WWI poem appropriate for 9/11 heroes

I woke up this morning and the Rouge Bouquet by Joyce Kilmer was in my head.

In a wood they call Rouge Bouquet
There is a new-made grave today,
Built by never a spade nor pick
Yet covered with earth 10 meters thick.
There lie many fighting men,
Dead in their youthful prime,
Never to laugh nor love again
Nor taste the Summertime.
For Death came flying through the air
And stopped his flight at the dugout stair,
Touched his prey and left them there,
Clay to clay.
He hid their bodies stealthily
In the soil of the land they fought to free
And fled away.
Now over the grave abrupt and clear
Three volleys ring;
And perhaps their brave young spirits hear
The bugles sing:
"Go to sleep!
Go to sleep!
Slumber well where the shell screamed and fell.
Let your rifles rest on the muddy floor,
You will not need them any more.
Danger's past;
Now at last,
Go to sleep!"

There is on earth no worthier grave
To hold the bodies of the brave
Than this place of pain and pride
Where they nobly fought and nobly died.
Never fear but in the skies
Saints and angels stand
Smiling with their holy eyes
On this new-come band.
St.
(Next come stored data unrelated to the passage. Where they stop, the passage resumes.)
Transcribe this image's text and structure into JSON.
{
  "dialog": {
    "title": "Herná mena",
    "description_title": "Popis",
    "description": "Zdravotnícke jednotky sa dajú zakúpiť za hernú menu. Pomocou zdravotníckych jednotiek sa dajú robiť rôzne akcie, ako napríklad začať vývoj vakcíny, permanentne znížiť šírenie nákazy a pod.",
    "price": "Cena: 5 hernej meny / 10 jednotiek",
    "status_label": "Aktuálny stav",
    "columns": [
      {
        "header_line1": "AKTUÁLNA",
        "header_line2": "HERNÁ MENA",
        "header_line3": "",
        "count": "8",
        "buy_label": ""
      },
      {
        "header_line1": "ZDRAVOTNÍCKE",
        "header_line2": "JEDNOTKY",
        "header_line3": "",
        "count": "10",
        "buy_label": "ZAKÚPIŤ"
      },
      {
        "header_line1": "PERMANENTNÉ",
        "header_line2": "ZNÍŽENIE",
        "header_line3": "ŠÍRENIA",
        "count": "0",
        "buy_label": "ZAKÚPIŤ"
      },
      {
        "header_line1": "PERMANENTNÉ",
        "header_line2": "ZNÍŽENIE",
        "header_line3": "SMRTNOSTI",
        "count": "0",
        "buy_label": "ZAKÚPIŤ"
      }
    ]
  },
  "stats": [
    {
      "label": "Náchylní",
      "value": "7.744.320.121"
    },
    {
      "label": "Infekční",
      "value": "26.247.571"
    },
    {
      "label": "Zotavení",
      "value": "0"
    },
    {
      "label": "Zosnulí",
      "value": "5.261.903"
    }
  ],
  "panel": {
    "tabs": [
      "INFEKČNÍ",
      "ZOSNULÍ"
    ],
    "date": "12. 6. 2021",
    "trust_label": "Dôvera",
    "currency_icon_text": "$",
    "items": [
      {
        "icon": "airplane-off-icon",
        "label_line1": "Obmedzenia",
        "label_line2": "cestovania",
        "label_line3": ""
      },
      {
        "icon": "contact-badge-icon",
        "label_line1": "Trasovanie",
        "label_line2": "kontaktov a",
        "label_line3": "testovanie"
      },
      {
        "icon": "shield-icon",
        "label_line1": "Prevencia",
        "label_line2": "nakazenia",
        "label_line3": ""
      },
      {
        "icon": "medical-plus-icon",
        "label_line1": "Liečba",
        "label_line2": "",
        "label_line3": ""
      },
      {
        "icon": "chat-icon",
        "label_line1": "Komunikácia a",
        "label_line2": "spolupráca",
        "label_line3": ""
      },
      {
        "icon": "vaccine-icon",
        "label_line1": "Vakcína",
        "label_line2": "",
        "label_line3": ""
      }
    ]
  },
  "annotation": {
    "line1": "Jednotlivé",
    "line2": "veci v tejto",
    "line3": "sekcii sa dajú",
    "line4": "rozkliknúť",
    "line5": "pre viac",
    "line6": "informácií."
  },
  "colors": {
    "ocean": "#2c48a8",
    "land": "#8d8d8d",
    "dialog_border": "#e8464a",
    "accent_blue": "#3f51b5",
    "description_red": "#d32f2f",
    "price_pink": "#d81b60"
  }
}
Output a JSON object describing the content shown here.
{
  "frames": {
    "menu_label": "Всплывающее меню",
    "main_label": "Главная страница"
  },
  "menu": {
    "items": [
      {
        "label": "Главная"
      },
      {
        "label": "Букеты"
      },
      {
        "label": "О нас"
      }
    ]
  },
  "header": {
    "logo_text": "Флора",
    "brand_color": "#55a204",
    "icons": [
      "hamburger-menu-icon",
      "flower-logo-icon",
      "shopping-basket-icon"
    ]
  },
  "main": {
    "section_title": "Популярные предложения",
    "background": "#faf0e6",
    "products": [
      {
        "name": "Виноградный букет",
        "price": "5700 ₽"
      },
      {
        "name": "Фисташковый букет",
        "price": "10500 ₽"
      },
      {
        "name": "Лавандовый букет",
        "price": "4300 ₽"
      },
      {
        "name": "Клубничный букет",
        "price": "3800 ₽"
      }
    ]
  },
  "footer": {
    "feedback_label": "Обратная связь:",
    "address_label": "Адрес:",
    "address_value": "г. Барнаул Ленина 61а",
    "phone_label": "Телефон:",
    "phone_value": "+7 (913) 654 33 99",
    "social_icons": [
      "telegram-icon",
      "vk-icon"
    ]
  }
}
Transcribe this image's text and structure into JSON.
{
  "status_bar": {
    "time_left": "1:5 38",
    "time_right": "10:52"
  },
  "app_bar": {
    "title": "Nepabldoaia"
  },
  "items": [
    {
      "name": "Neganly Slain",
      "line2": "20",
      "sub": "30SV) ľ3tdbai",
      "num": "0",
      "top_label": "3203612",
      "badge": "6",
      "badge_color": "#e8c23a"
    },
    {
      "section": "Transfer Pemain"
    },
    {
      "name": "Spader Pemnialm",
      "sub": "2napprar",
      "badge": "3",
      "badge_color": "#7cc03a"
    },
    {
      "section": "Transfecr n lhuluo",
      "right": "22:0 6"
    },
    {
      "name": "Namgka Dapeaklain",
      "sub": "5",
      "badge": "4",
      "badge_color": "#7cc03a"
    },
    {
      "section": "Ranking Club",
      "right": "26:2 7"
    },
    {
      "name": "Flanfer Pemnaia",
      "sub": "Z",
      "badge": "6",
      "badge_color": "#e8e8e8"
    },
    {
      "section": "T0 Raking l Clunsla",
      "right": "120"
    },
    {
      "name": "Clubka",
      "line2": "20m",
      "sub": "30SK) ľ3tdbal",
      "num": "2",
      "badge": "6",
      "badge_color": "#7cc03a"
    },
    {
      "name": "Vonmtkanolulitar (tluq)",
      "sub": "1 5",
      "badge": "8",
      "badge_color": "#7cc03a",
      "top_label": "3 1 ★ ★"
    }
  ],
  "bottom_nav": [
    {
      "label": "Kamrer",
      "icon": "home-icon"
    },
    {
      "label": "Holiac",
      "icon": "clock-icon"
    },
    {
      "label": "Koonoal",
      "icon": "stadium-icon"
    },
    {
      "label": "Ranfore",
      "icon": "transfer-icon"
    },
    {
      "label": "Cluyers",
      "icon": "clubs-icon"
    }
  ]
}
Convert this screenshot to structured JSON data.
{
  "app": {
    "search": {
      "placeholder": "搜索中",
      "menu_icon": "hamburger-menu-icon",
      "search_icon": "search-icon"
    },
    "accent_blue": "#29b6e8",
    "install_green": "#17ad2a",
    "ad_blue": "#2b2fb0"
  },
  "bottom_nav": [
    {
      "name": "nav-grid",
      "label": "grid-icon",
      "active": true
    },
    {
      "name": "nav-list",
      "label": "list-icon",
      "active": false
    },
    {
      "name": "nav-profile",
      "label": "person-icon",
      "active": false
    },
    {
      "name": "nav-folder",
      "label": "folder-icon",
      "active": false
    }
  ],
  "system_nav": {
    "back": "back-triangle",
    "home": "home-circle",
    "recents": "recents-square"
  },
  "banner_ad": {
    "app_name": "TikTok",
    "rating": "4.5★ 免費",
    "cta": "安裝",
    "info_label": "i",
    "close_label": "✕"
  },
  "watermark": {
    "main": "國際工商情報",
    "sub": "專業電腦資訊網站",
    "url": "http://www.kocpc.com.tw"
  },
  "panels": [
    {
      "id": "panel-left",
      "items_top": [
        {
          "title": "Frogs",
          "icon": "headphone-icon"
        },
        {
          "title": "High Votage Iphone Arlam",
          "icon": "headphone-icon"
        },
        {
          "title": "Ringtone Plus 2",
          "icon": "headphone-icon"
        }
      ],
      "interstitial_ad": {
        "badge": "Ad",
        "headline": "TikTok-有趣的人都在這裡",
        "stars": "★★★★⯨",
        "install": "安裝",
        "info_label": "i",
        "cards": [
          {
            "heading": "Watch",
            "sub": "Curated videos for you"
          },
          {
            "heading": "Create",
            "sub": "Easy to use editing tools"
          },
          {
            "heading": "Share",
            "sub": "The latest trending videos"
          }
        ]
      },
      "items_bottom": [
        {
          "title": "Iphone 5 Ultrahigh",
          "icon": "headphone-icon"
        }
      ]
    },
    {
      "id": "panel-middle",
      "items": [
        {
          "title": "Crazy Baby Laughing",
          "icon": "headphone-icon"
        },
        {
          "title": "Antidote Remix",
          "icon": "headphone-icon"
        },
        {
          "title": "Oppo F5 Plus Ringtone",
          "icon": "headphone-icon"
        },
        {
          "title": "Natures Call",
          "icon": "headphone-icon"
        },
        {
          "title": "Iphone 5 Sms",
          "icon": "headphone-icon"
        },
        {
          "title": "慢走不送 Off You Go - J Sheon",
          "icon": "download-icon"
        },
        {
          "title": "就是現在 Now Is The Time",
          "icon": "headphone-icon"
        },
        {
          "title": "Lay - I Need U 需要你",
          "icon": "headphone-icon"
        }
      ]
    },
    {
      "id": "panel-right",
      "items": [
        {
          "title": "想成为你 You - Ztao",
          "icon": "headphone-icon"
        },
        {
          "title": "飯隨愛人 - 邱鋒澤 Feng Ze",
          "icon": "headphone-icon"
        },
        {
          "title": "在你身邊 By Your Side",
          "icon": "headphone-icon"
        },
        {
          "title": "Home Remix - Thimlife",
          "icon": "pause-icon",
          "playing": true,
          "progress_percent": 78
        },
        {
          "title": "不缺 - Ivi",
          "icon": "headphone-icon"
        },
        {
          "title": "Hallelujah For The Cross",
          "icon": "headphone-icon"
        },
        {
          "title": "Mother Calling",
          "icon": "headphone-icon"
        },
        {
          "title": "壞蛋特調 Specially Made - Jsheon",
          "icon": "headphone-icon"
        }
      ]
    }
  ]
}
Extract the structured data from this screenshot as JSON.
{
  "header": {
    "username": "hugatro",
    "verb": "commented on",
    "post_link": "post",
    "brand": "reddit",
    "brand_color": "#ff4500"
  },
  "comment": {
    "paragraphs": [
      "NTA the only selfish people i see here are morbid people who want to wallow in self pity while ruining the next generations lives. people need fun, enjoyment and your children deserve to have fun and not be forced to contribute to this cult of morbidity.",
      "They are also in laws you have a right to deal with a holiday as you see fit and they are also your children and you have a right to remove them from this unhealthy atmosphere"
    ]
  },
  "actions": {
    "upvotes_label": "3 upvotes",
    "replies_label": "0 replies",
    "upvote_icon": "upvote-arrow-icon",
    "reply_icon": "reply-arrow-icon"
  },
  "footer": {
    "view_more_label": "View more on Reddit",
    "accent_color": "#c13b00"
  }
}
Michael's sword darts through the air
and touches the aureole on his hair
As he sees them stand saluting there,
His stalwart sons:
And Patrick, Brigid, Columkill
Rejoice that in veins of warriors still
The Gael's blood runs.
And up to Heaven's doorway floats,
From the wood called Rouge Bouquet,
A delicate cloud of bugle notes
That softly say:
"Farewell!
Farewell!
Comrades true, born anew, peace to you!
Your souls shall be where the heroes are
And your memory shine like the morning-star.
Brave and dear,
Shield us here.
Farewell!"


Kilmer wrote those words in 1918 about the Irish/Irish-American men he served with in the Fighting 69th, but the poem seems very appropriate for today.

I don't know if there are poems about September 11 or not, but Kilmer's description seems apt for so many of those who died that day. Besides, for all I know some of those heroes from the fire & police departments and among the civilians were descended from men who fought with the Fighting 69th in the Great War.